In her first time in front of the city’s large press corps as speaker, Ms. Mark-Viverito was cautious. She often spoke in generalizations and, unlike her predecessor or Mr. de Blasio, declined to call on reporters herself, delegating a press aide to do so. She also refused to delve into specifics about her legislative agenda, other than to express objections to the mayor’s plan to eliminate the ability of council members to dole out discretionary funds, abused in the past by corrupt members.
“I have strongly stated very publicly that I am a supporter of member items and I will continue that on behalf of the City Council,” Ms.
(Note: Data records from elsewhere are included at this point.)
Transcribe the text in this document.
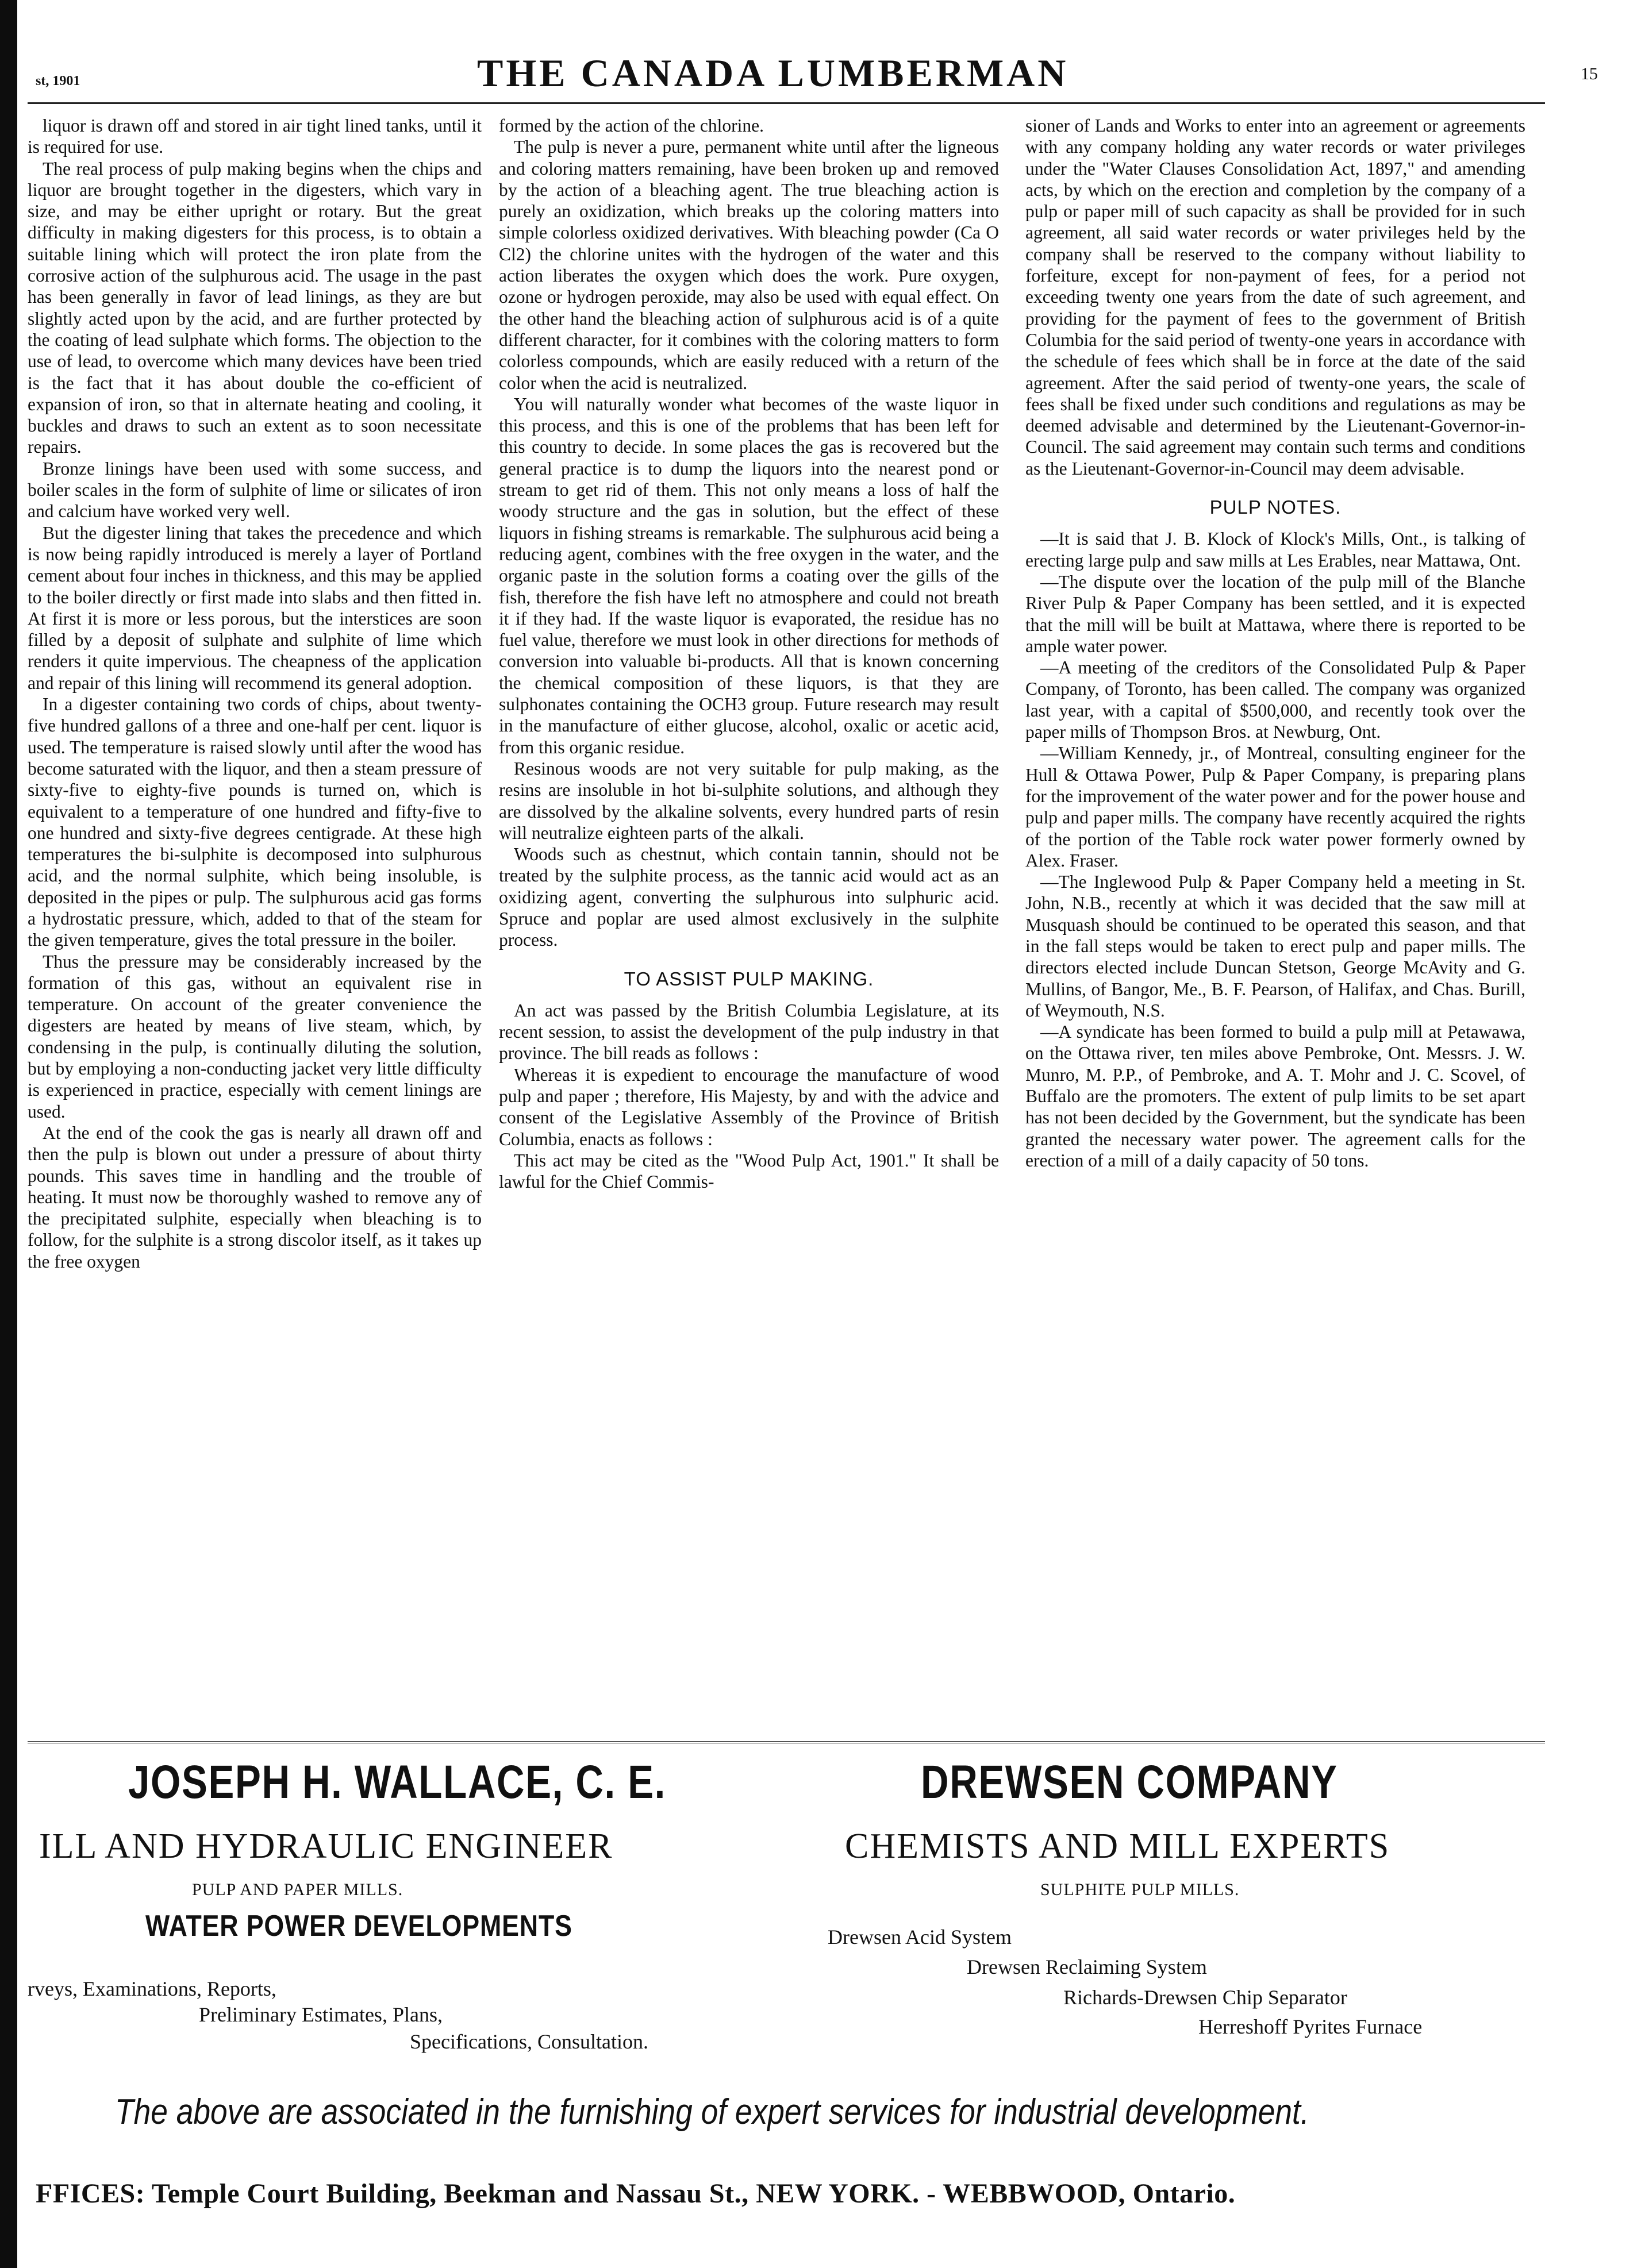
st, 1901	THE CANADA LUMBERMAN	15

liquor is drawn off and stored in air tight lined tanks, until it is required for use.

The real process of pulp making begins when the chips and liquor are brought together in the digesters, which vary in size, and may be either upright or rotary. But the great difficulty in making digesters for this process, is to obtain a suitable lining which will protect the iron plate from the corrosive action of the sulphurous acid. The usage in the past has been generally in favor of lead linings, as they are but slightly acted upon by the acid, and are further protected by the coating of lead sulphate which forms. The objection to the use of lead, to overcome which many devices have been tried is the fact that it has about double the co-efficient of expansion of iron, so that in alternate heating and cooling, it buckles and draws to such an extent as to soon necessitate repairs.

Bronze linings have been used with some success, and boiler scales in the form of sulphite of lime or silicates of iron and calcium have worked very well.

But the digester lining that takes the precedence and which is now being rapidly introduced is merely a layer of Portland cement about four inches in thickness, and this may be applied to the boiler directly or first made into slabs and then fitted in. At first it is more or less porous, but the interstices are soon filled by a deposit of sulphate and sulphite of lime which renders it quite impervious. The cheapness of the application and repair of this lining will recommend its general adoption.

In a digester containing two cords of chips, about twenty-five hundred gallons of a three and one-half per cent. liquor is used. The temperature is raised slowly until after the wood has become saturated with the liquor, and then a steam pressure of sixty-five to eighty-five pounds is turned on, which is equivalent to a temperature of one hundred and fifty-five to one hundred and sixty-five degrees centigrade. At these high temperatures the bi-sulphite is decomposed into sulphurous acid, and the normal sulphite, which being insoluble, is deposited in the pipes or pulp. The sulphurous acid gas forms a hydrostatic pressure, which, added to that of the steam for the given temperature, gives the total pressure in the boiler.

Thus the pressure may be considerably increased by the formation of this gas, without an equivalent rise in temperature. On account of the greater convenience the digesters are heated by means of live steam, which, by condensing in the pulp, is continually diluting the solution, but by employing a non-conducting jacket very little difficulty is experienced in practice, especially with cement linings are used.

At the end of the cook the gas is nearly all drawn off and then the pulp is blown out under a pressure of about thirty pounds. This saves time in handling and the trouble of heating. It must now be thoroughly washed to remove any of the precipitated sulphite, especially when bleaching is to follow, for the sulphite is a strong discolor itself, as it takes up the free oxygen

formed by the action of the chlorine.

The pulp is never a pure, permanent white until after the ligneous and coloring matters remaining, have been broken up and removed by the action of a bleaching agent. The true bleaching action is purely an oxidization, which breaks up the coloring matters into simple colorless oxidized derivatives. With bleaching powder (Ca O Cl2) the chlorine unites with the hydrogen of the water and this action liberates the oxygen which does the work. Pure oxygen, ozone or hydrogen peroxide, may also be used with equal effect. On the other hand the bleaching action of sulphurous acid is of a quite different character, for it combines with the coloring matters to form colorless compounds, which are easily reduced with a return of the color when the acid is neutralized.

You will naturally wonder what becomes of the waste liquor in this process, and this is one of the problems that has been left for this country to decide. In some places the gas is recovered but the general practice is to dump the liquors into the nearest pond or stream to get rid of them. This not only means a loss of half the woody structure and the gas in solution, but the effect of these liquors in fishing streams is remarkable. The sulphurous acid being a reducing agent, combines with the free oxygen in the water, and the organic paste in the solution forms a coating over the gills of the fish, therefore the fish have left no atmosphere and could not breath it if they had. If the waste liquor is evaporated, the residue has no fuel value, therefore we must look in other directions for methods of conversion into valuable bi-products. All that is known concerning the chemical composition of these liquors, is that they are sulphonates containing the OCH3 group. Future research may result in the manufacture of either glucose, alcohol, oxalic or acetic acid, from this organic residue.

Resinous woods are not very suitable for pulp making, as the resins are insoluble in hot bi-sulphite solutions, and although they are dissolved by the alkaline solvents, every hundred parts of resin will neutralize eighteen parts of the alkali.

Woods such as chestnut, which contain tannin, should not be treated by the sulphite process, as the tannic acid would act as an oxidizing agent, converting the sulphurous into sulphuric acid. Spruce and poplar are used almost exclusively in the sulphite process.

TO ASSIST PULP MAKING.

An act was passed by the British Columbia Legislature, at its recent session, to assist the development of the pulp industry in that province. The bill reads as follows :

Whereas it is expedient to encourage the manufacture of wood pulp and paper ; therefore, His Majesty, by and with the advice and consent of the Legislative Assembly of the Province of British Columbia, enacts as follows :

This act may be cited as the "Wood Pulp Act, 1901." It shall be lawful for the Chief Commis-

sioner of Lands and Works to enter into an agreement or agreements with any company holding any water records or water privileges under the "Water Clauses Consolidation Act, 1897," and amending acts, by which on the erection and completion by the company of a pulp or paper mill of such capacity as shall be provided for in such agreement, all said water records or water privileges held by the company shall be reserved to the company without liability to forfeiture, except for non-payment of fees, for a period not exceeding twenty one years from the date of such agreement, and providing for the payment of fees to the government of British Columbia for the said period of twenty-one years in accordance with the schedule of fees which shall be in force at the date of the said agreement. After the said period of twenty-one years, the scale of fees shall be fixed under such conditions and regulations as may be deemed advisable and determined by the Lieutenant-Governor-in-Council. The said agreement may contain such terms and conditions as the Lieutenant-Governor-in-Council may deem advisable.

PULP NOTES.

—It is said that J. B. Klock of Klock's Mills, Ont., is talking of erecting large pulp and saw mills at Les Erables, near Mattawa, Ont.

—The dispute over the location of the pulp mill of the Blanche River Pulp & Paper Company has been settled, and it is expected that the mill will be built at Mattawa, where there is reported to be ample water power.

—A meeting of the creditors of the Consolidated Pulp & Paper Company, of Toronto, has been called. The company was organized last year, with a capital of $500,000, and recently took over the paper mills of Thompson Bros. at Newburg, Ont.

—William Kennedy, jr., of Montreal, consulting engineer for the Hull & Ottawa Power, Pulp & Paper Company, is preparing plans for the improvement of the water power and for the power house and pulp and paper mills. The company have recently acquired the rights of the portion of the Table rock water power formerly owned by Alex. Fraser.

—The Inglewood Pulp & Paper Company held a meeting in St. John, N.B., recently at which it was decided that the saw mill at Musquash should be continued to be operated this season, and that in the fall steps would be taken to erect pulp and paper mills. The directors elected include Duncan Stetson, George McAvity and G. Mullins, of Bangor, Me., B. F. Pearson, of Halifax, and Chas. Burill, of Weymouth, N.S.

—A syndicate has been formed to build a pulp mill at Petawawa, on the Ottawa river, ten miles above Pembroke, Ont. Messrs. J. W. Munro, M. P.P., of Pembroke, and A. T. Mohr and J. C. Scovel, of Buffalo are the promoters. The extent of pulp limits to be set apart has not been decided by the Government, but the syndicate has been granted the necessary water power. The agreement calls for the erection of a mill of a daily capacity of 50 tons.

JOSEPH H. WALLACE, C. E.
ILL AND HYDRAULIC ENGINEER
PULP AND PAPER MILLS.
WATER POWER DEVELOPMENTS
rveys, Examinations, Reports,
Preliminary Estimates, Plans,
Specifications, Consultation.
DREWSEN COMPANY
CHEMISTS AND MILL EXPERTS
SULPHITE PULP MILLS.
Drewsen Acid System
Drewsen Reclaiming System
Richards-Drewsen Chip Separator
Herreshoff Pyrites Furnace
The above are associated in the furnishing of expert services for industrial development.
FFICES: Temple Court Building, Beekman and Nassau St., NEW YORK. - WEBBWOOD, Ontario.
Mark-Viverito declared as council members behind her cheered. “So that’s where we are.”
In a nod to her history-making status as the first Hispanic speaker, the councilwoman also fielded several questions in Spanish and even, at one point, answered a question in Spanish and then refused, despite repeated prodding from a NY1 Spanish-language reporter, to also translate her answer into English.
According to one reporter in attendance, Ms. Mark-Viverito had said in Spanish that she did not know when she arrived at City Hall this morning what would happen in terms of votes.
“Speaker prerogative,” Ms. Mark-Viverito, cracking a smile, told the NY1 reporter before moving on to the next question.